Excellent résumé de la situation. Il présente bien la réalité et le contexte souvent complexe et nuancé des interventions des autorités de santé publique. Une réalité dont peu de gens du public
ont connaissance (peut-être un point à améliorer de la part des autorités). Merci de faire oeuvre utile en la présentant de façon claire et succinte.

Je suis d’accord avec votre pronostic sur l’issue probable de l’enquête publique.

article très bien écrit et qui résume très bien la situation et émet des constats et des hypothèses peritnents.

On blâme les politiciens, les fonctionnaires, la santé publique, mais aucun mot sur les propriétaires immobiliers criminellement responsables de cette épidémie. des tout croche qui n’ont qu’un dieu, l’argent.

C’est toujours la faute des autorités, mais ils vont encore s’en tirer.

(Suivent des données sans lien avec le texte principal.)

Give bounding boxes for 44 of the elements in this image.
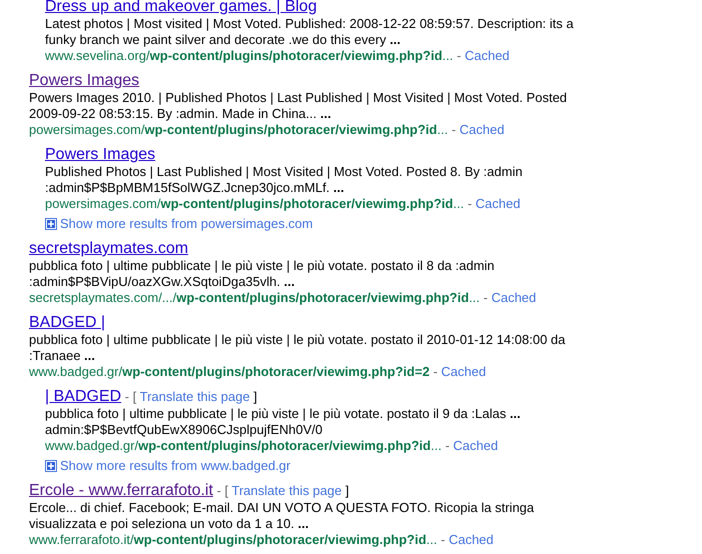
separator-text: - <box>468 196 472 211</box>
result-title-link[interactable]: Ercole - www.ferrarafoto.it <box>29 482 214 499</box>
result-url: www.badged.gr/wp-content/plugins/photoracer/viewimg.php?id... <box>45 438 442 453</box>
expand-plus-icon[interactable] <box>45 460 57 472</box>
expand-plus-icon[interactable] <box>45 218 57 230</box>
result-url: www.sevelina.org/wp-content/plugins/photoracer/viewimg.php?id... <box>45 48 454 63</box>
cached-link[interactable]: Cached <box>476 196 520 211</box>
bracket-text: - [ <box>124 389 136 404</box>
cached-link[interactable]: Cached <box>453 438 498 453</box>
result-url: powersimages.com/wp-content/plugins/photoracer/viewimg.php?id... <box>29 122 448 137</box>
bracket-text: - [ <box>216 483 228 498</box>
result-url: www.ferrarafoto.it/wp-content/plugins/photoracer/viewimg.php?id... <box>29 532 438 547</box>
cached-link[interactable]: Cached <box>491 290 536 305</box>
result-snippet: Powers Images 2010. | Published Photos | Last Published | Most Visited | Most Voted. Posted 2009-09-22 08:53:15. By :admin. Made in China... ... <box>29 90 568 122</box>
result-url: www.badged.gr/wp-content/plugins/photoracer/viewimg.php?id=2 <box>29 364 430 379</box>
result-title-link[interactable]: | BADGED <box>45 388 122 405</box>
separator-text: - <box>445 438 450 453</box>
result-title-link[interactable]: BADGED | <box>29 314 106 331</box>
bracket-text: ] <box>345 483 349 498</box>
result-title-link[interactable]: Powers Images <box>29 72 140 89</box>
result-url: secretsplaymates.com/.../wp-content/plugins/photoracer/viewimg.php?id... <box>29 290 480 305</box>
result-snippet: pubblica foto | ultime pubblicate | le più viste | le più votate. postato il 8 da :admin :admin$P$BVipU/oazXGw.XSqtoiDga35vlh. ... <box>29 258 496 290</box>
result-title-link[interactable]: secretsplaymates.com <box>29 240 188 257</box>
cached-link[interactable]: Cached <box>448 532 494 547</box>
result-snippet: pubblica foto | ultime pubblicate | le più viste | le più votate. postato il 9 da :Lalas ... admin:$P$BevtfQubEwX8906CJsplpujfENh0V/0 <box>45 406 522 438</box>
separator-text: - <box>456 48 462 63</box>
separator-text: - <box>440 532 446 547</box>
result-snippet: pubblica foto | ultime pubblicate | le più viste | le più votate. postato il 2010-01-12 14:08:00 da :Tranaee ... <box>29 332 566 364</box>
more-results-link[interactable]: Show more results from www.badged.gr <box>60 458 290 474</box>
result-url: powersimages.com/wp-content/plugins/photoracer/viewimg.php?id... <box>45 196 464 211</box>
more-results-link[interactable]: Show more results from powersimages.com <box>60 216 313 232</box>
bracket-text: ] <box>253 389 258 404</box>
result-snippet: Ercole... di chief. Facebook; E-mail. DAI UN VOTO A QUESTA FOTO. Ricopia la stringa visualizzata e poi seleziona un voto da 1 a 10. ... <box>29 500 536 532</box>
translate-link[interactable]: Translate this page <box>140 389 250 404</box>
separator-text: - <box>433 364 438 379</box>
cached-link[interactable]: Cached <box>441 364 486 379</box>
translate-link[interactable]: Translate this page <box>232 483 342 498</box>
cached-link[interactable]: Cached <box>464 48 510 63</box>
result-title-link[interactable]: Powers Images <box>45 146 156 163</box>
separator-text: - <box>483 290 488 305</box>
result-snippet: Published Photos | Last Published | Most Visited | Most Voted. Posted 8. By :admin :admin$P$BpMBM15fSolWGZ.Jcnep30jco.mMLf. ... <box>45 164 524 196</box>
result-snippet: Latest photos | Most visited | Most Voted. Published: 2008-12-22 08:59:57. Description: its a funky branch we paint silver and decorate .we do this every ... <box>45 16 574 48</box>
cached-link[interactable]: Cached <box>460 122 504 137</box>
separator-text: - <box>452 122 456 137</box>
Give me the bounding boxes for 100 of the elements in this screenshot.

La légionnelle est une bactérie sous-terraine qui est dispersée dans l’air lors de travaux d’Excavation profonde comme la construction du Centre des congrès, il y a 15 ans ou cette de l’édifice actuellement en construction aqu coin de D’aiguillon et Honoré-Mercier.
De là, les bactéries sont incubées dans les tours à refroidissement et sont redispersées à partir de là.
Il faut surveiller les travaux d’excavation et les tours à refroidissement en aval des vents qui peuvent la transporter.
Pas de mystère là.
Il s’agit d’apprendre.

Pourquoi Québec ?

Peut-être qu’à Québec on se préoccupe plus du future nouveau Colisée, de Labaume et des radio poubelles que de la santé des citoyens.

«Lorsque l’on se cogne la tête contre un pot et que cela sonne creux, ça n’est pas forcément le pot qui est vide.»